Introduction to AI in Investment Banking
BNP Paribas is testing how far AI can be pushed into the day-to-day mechanics of investment banking. According to Financial News, the bank has rolled out an internal tool called IB Portal, designed to help bankers assemble client pitches more quickly and with less repetition.
The Role of Pitch Preparation in Investment Banking
Pitch preparation sits at the centre of investment banking work. Teams pull together market views, deal history, and tailored narratives under tight timelines. Much of that effort repeats work that already exists elsewhere in the organisation. Slides, charts, and precedent analysis are often rebuilt from scratch, even when similar material has been used before by another team or office.
How IB Portal Works
IB Portal is meant to reduce that waste. The system searches BNP Paribas’s past pitch materials and uses what the bank describes as “smart prompts” to surface relevant slides, analysis, and supporting content for a new mandate. George Holst, head of the corporate clients group at BNP Paribas, said the tool functions like an AI-powered search engine that helps bankers find what matters ahead of a pitch or client meeting. In his words, it can cut research time by days, giving teams more room to focus on strategy and client judgement.

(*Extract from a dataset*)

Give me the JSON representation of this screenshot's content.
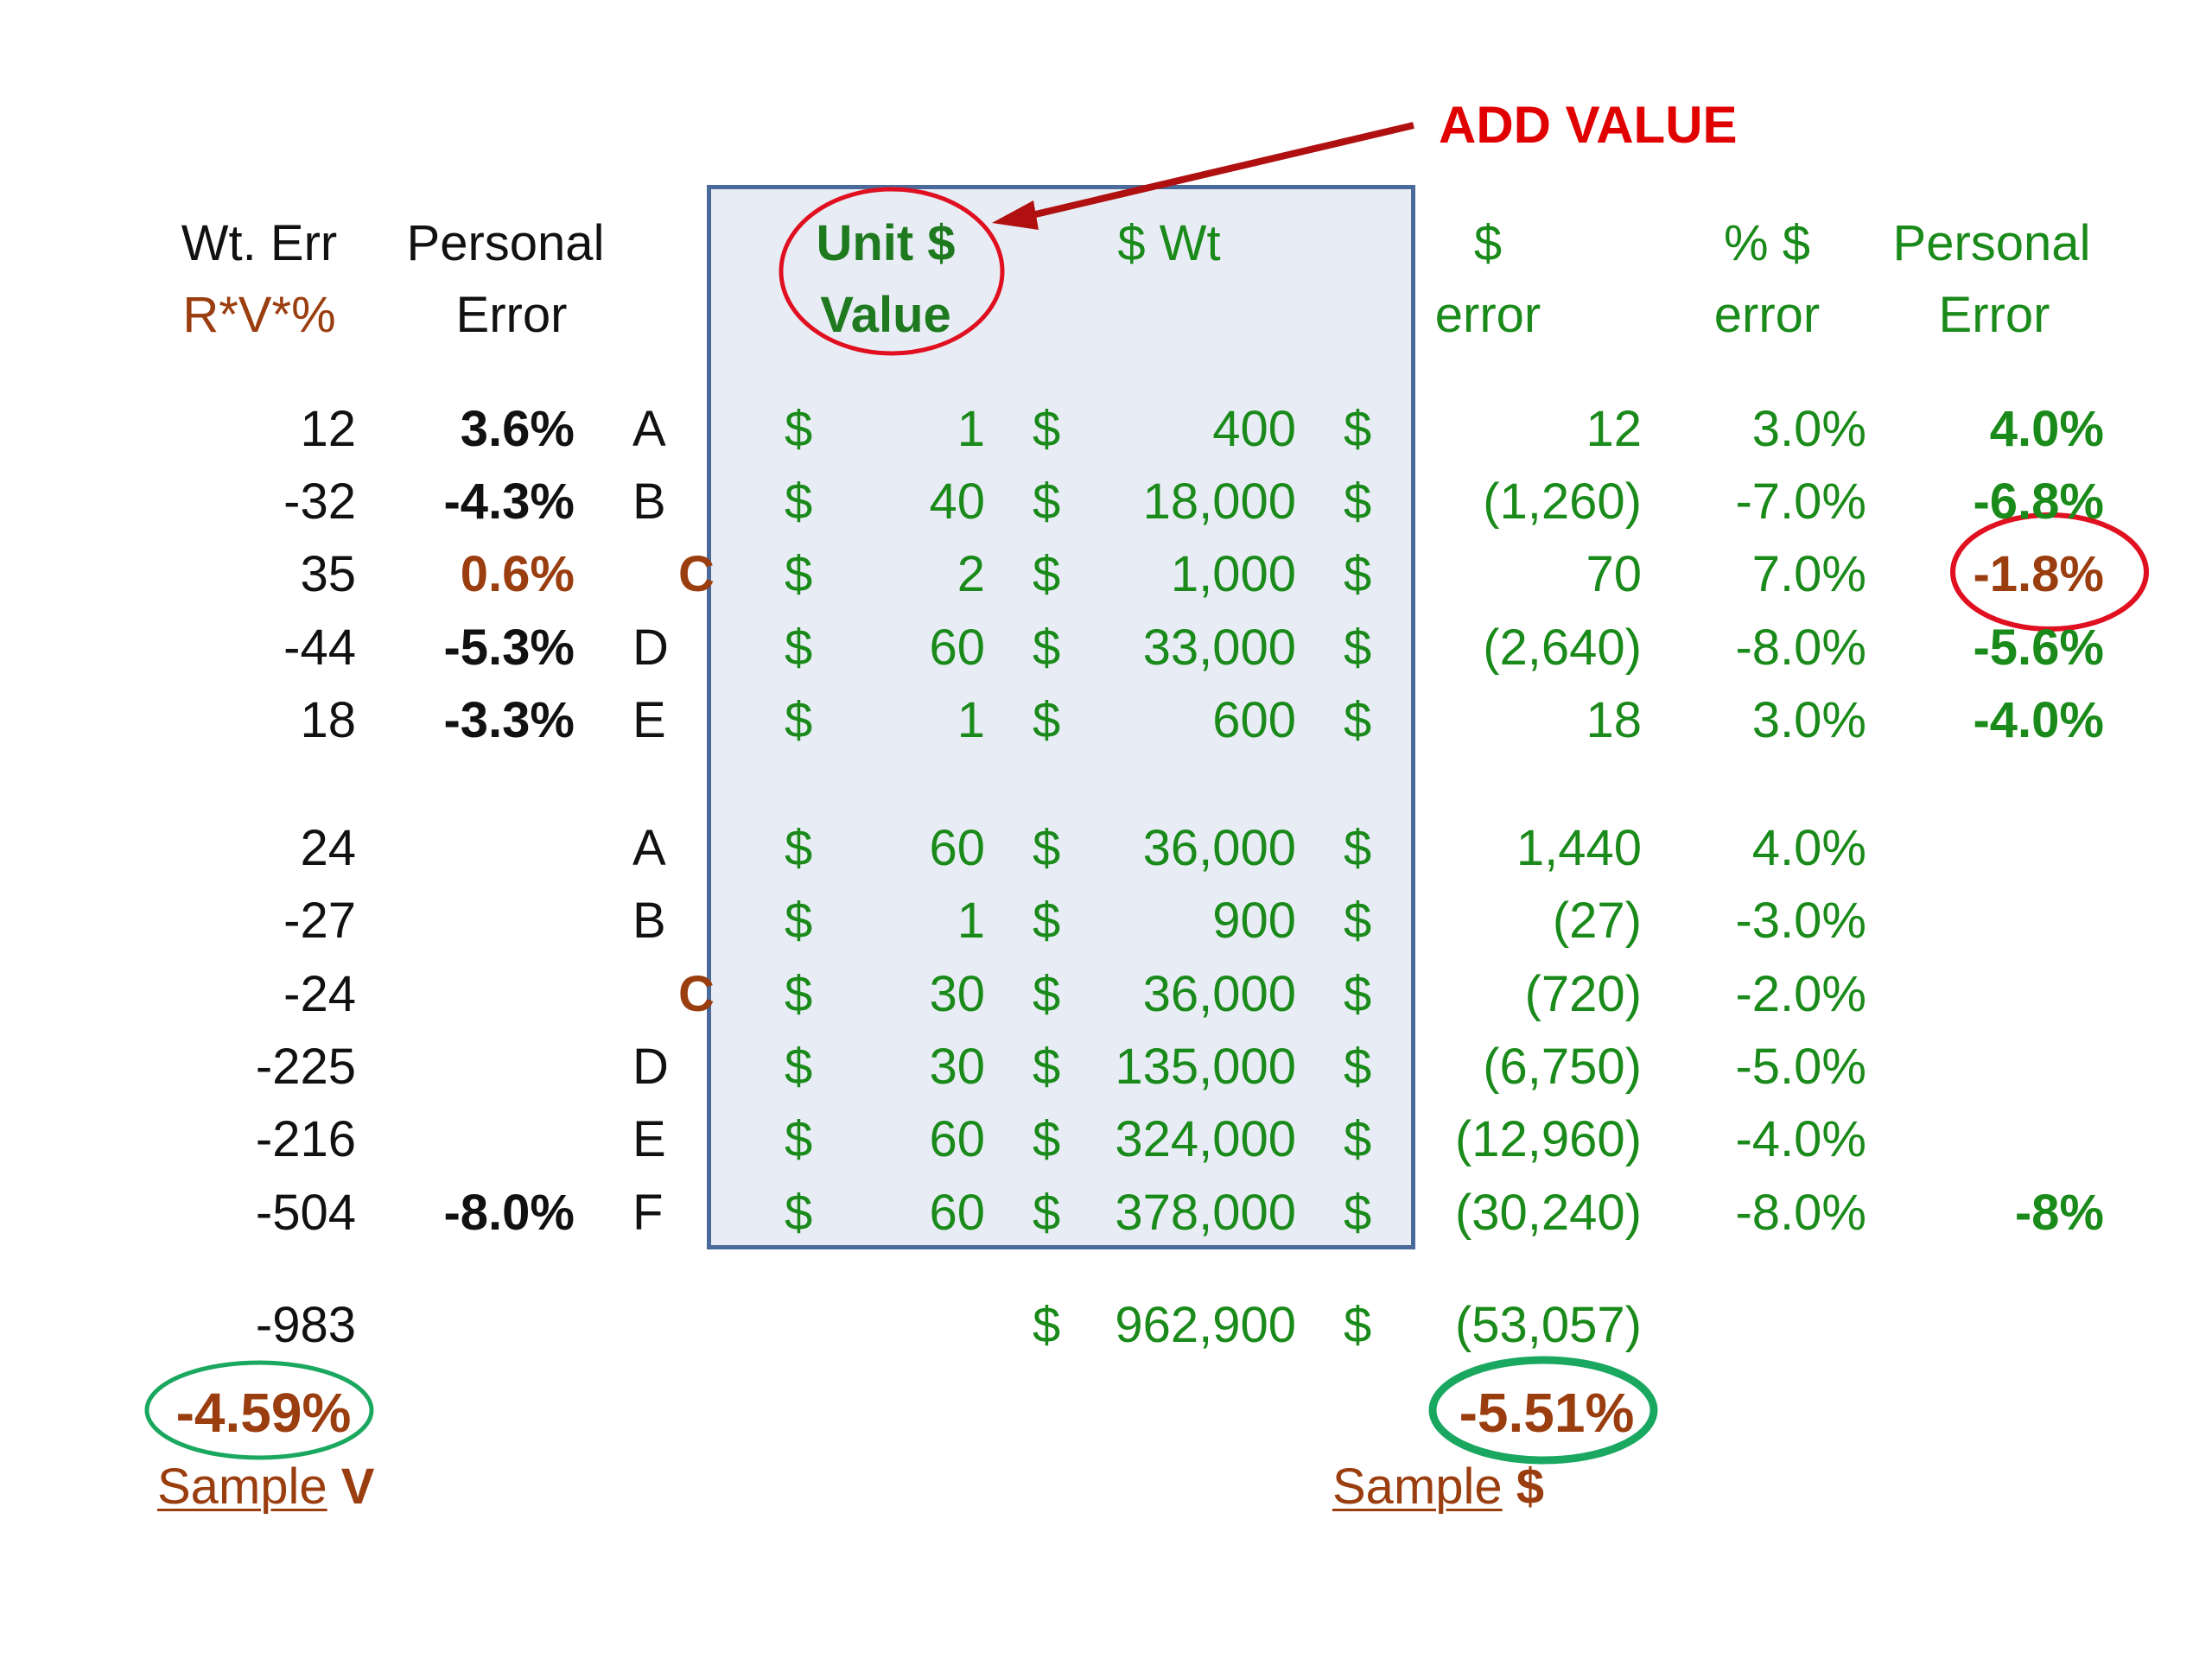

The Importance of Structure and Traceability
The use case matters because it places AI inside real, constrained workflows rather than around them. Pitch decks are not generic documents. They reflect internal viewpoints, client-specific details, and regulatory requirements. Making an AI tool useful in this setting depends less on conversational flair and more on structure. That includes deciding which materials are searchable, setting clear access controls in regions and business lines, and defining how retrieved content moves from internal draft to client-ready output. In practice, that also means traceability. Bankers need to see where information comes from, and anything produced by the system still needs human review before it leaves the firm. Without those checks, the risk of errors or inappropriate disclosure rises quickly.
BNP Paribas Builds AI Tools on Internal Platforms
The portal also fits into a broader internal build-out at BNP Paribas. In June 2025, the bank outlined an “LLM as a Service” platform aimed at giving its business units shared access to large language models in the group’s own infrastructure. The platform is run by internal IT teams and hosted in BNP Paribas data centres with dedicated GPU capacity. The bank said it supports a mix of models, including open-source options and systems from Mistral AI, with plans to add models trained on internal data. Intended use cases include internal assistants, document drafting, and information retrieval.
Other Banks’ Approaches to AI
Other large banks are taking a similar approach. JPMorganChase has pointed to growing use of its internal “LLM Suite”, which provides staff access to models in a controlled environment. Reuters has reported on Goldman Sachs’s investment in AI engineering and its rollout of a proprietary “GS AI Assistant”. UBS has discussed an internal M&A “co-pilot” used for idea generation. Alongside these in-house efforts, specialist tools like Rogo have found traction at firms including Nomura and Moelis, pointing to demand for finance-specific AI tools.
Conclusion
For BNP Paribas, the real test is whether IB Portal becomes part of everyday work rather than a one-off experiment. The potential benefits are straightforward: less time spent searching, fewer duplicated decks, and better reuse of institutional knowledge. The risks are just as familiar. Hallucinated data, unclear sources, and accidental exposure of sensitive information all carry real consequences in banking. The most stable deployments keep AI tightly constrained. That usually means grounding outputs in approved internal content, applying role-based access controls, recording how tools are used, and requiring human sign-off before anything reaches a client. If IB Portal operates in those boundaries, it offers a practical view of how enterprise AI is taking shape: not as a source of instant answers, but as a faster and safer way to navigate what an organisation already knows.
FAQs
Q: What is IB Portal?
A: IB Portal is an internal tool developed by BNP Paribas to help bankers assemble client pitches more quickly and with less repetition.
Q: How does IB Portal work?
A: IB Portal searches BNP Paribas’s past pitch materials and uses “smart prompts” to surface relevant slides, analysis, and supporting content for a new mandate.
Q: What are the benefits of using IB Portal?
A: The benefits of using IB Portal include less time spent searching, fewer duplicated decks, and better reuse of institutional knowledge.
Q: What are the risks associated with using AI in investment banking?
A: The risks associated with using AI in investment banking include hallucinated data, unclear sources, and accidental exposure of sensitive information.
Q: How can banks mitigate these risks?
A: Banks can mitigate these risks by keeping AI tightly constrained, grounding outputs in approved internal content, applying role-based access controls, recording how tools are used, and requiring human sign-off before anything reaches a client.